Exclude packages from language pack

Your comment is a bit off-topic because I was talking about a technical problem and you suggested a regulatory solution but I will still answer.

Hebrew open source localization is a very small swamp, most of the external projects which are included by default in Ubuntu are handled by me to make sure they are aligned with the rest of the system and that the translation is upstream.

I can try contacting myself although I’m pretty sure I won’t answer.

If I understand correctly you’re suggesting keeping them untranslated or copy the original string to the translation, it could work in some cases but I’d rather have a simpler solution such as marking a string or a whole template as irrelevant for Hebrew so the new translators won’t invest time in a CLI app that the users won’t benefit from.

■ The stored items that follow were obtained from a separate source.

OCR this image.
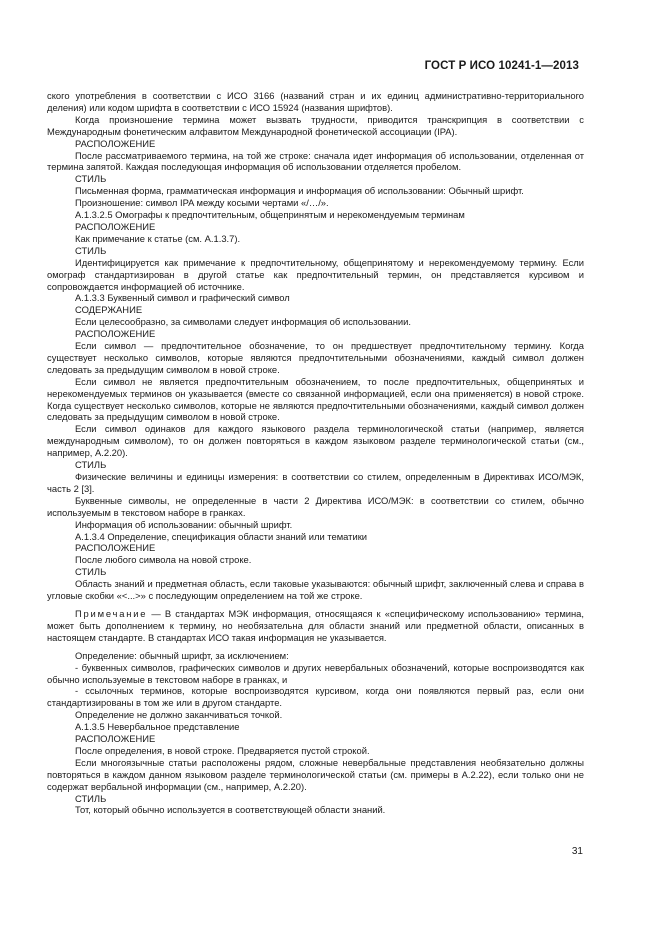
ГОСТ Р ИСО 10241-1—2013

ского употребления в соответствии с ИСО 3166 (названий стран и их единиц административно-территориального деления) или кодом шрифта в соответствии с ИСО 15924 (названия шрифтов).

Когда произношение термина может вызвать трудности, приводится транскрипция в соответствии с Международным фонетическим алфавитом Международной фонетической ассоциации (IPA).

РАСПОЛОЖЕНИЕ

После рассматриваемого термина, на той же строке: сначала идет информация об использовании, отделенная от термина запятой. Каждая последующая информация об использовании отделяется пробелом.

СТИЛЬ

Письменная форма, грамматическая информация и информация об использовании: Обычный шрифт.

Произношение: символ IPA между косыми чертами «/…/».

А.1.3.2.5 Омографы к предпочтительным, общепринятым и нерекомендуемым терминам

РАСПОЛОЖЕНИЕ

Как примечание к статье (см. А.1.3.7).

СТИЛЬ

Идентифицируется как примечание к предпочтительному, общепринятому и нерекомендуемому термину. Если омограф стандартизирован в другой статье как предпочтительный термин, он представляется курсивом и сопровождается информацией об источнике.

А.1.3.3 Буквенный символ и графический символ

СОДЕРЖАНИЕ

Если целесообразно, за символами следует информация об использовании.

РАСПОЛОЖЕНИЕ

Если символ — предпочтительное обозначение, то он предшествует предпочтительному термину. Когда существует несколько символов, которые являются предпочтительными обозначениями, каждый символ должен следовать за предыдущим символом в новой строке.

Если символ не является предпочтительным обозначением, то после предпочтительных, общепринятых и нерекомендуемых терминов он указывается (вместе со связанной информацией, если она применяется) в новой строке. Когда существует несколько символов, которые не являются предпочтительными обозначениями, каждый символ должен следовать за предыдущим символом в новой строке.

Если символ одинаков для каждого языкового раздела терминологической статьи (например, является международным символом), то он должен повторяться в каждом языковом разделе терминологической статьи (см., например, А.2.20).

СТИЛЬ

Физические величины и единицы измерения: в соответствии со стилем, определенным в Директивах ИСО/МЭК, часть 2 [3].

Буквенные символы, не определенные в части 2 Директива ИСО/МЭК: в соответствии со стилем, обычно используемым в текстовом наборе в гранках.

Информация об использовании: обычный шрифт.

А.1.3.4 Определение, спецификация области знаний или тематики

РАСПОЛОЖЕНИЕ

После любого символа на новой строке.

СТИЛЬ

Область знаний и предметная область, если таковые указываются: обычный шрифт, заключенный слева и справа в угловые скобки «<...>» с последующим определением на той же строке.

Примечание — В стандартах МЭК информация, относящаяся к «специфическому использованию» термина, может быть дополнением к термину, но необязательна для области знаний или предметной области, описанных в настоящем стандарте. В стандартах ИСО такая информация не указывается.

Определение: обычный шрифт, за исключением:

- буквенных символов, графических символов и других невербальных обозначений, которые воспроизводятся как обычно используемые в текстовом наборе в гранках, и

- ссылочных терминов, которые воспроизводятся курсивом, когда они появляются первый раз, если они стандартизированы в том же или в другом стандарте.

Определение не должно заканчиваться точкой.

А.1.3.5 Невербальное представление

РАСПОЛОЖЕНИЕ

После определения, в новой строке. Предваряется пустой строкой.

Если многоязычные статьи расположены рядом, сложные невербальные представления необязательно должны повторяться в каждом данном языковом разделе терминологической статьи (см. примеры в А.2.22), если только они не содержат вербальной информации (см., например, А.2.20).

СТИЛЬ

Тот, который обычно используется в соответствующей области знаний.

31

I’ll explain briefly about the Hebrew in CLI:
Hebrew is written from Right-To-Left (Hence RTL) and most terminal emulators does not support that either because of encoding (Unicode) or incorrect implementation of BiDi (Bi-Directional) algorithms including the Linux kernel most basic TTY/PTY/whatever.

So there are cases where the messages appear correctly on screen when using CLI in the following cases:

  1. The terminal fully supports Unicode (MLTerm)
  2. The CLI app is translated in reverse (dlroW olleH)
  3. FriBiDi is implemented correctly and the app is translated correctly.

Mixing those methods usually leads to a big mess and unreadable messages on screen.
The only place where Hebrew is supported correctly on CLI is either the Hebrew version of Ubuntu CLI installer (and the name of the language in grub before that) or the Debian installer.
Besides these two, although there has been some nice attempts to fix this issue it was never standardized and it simply frustrates many Hebrew users daily.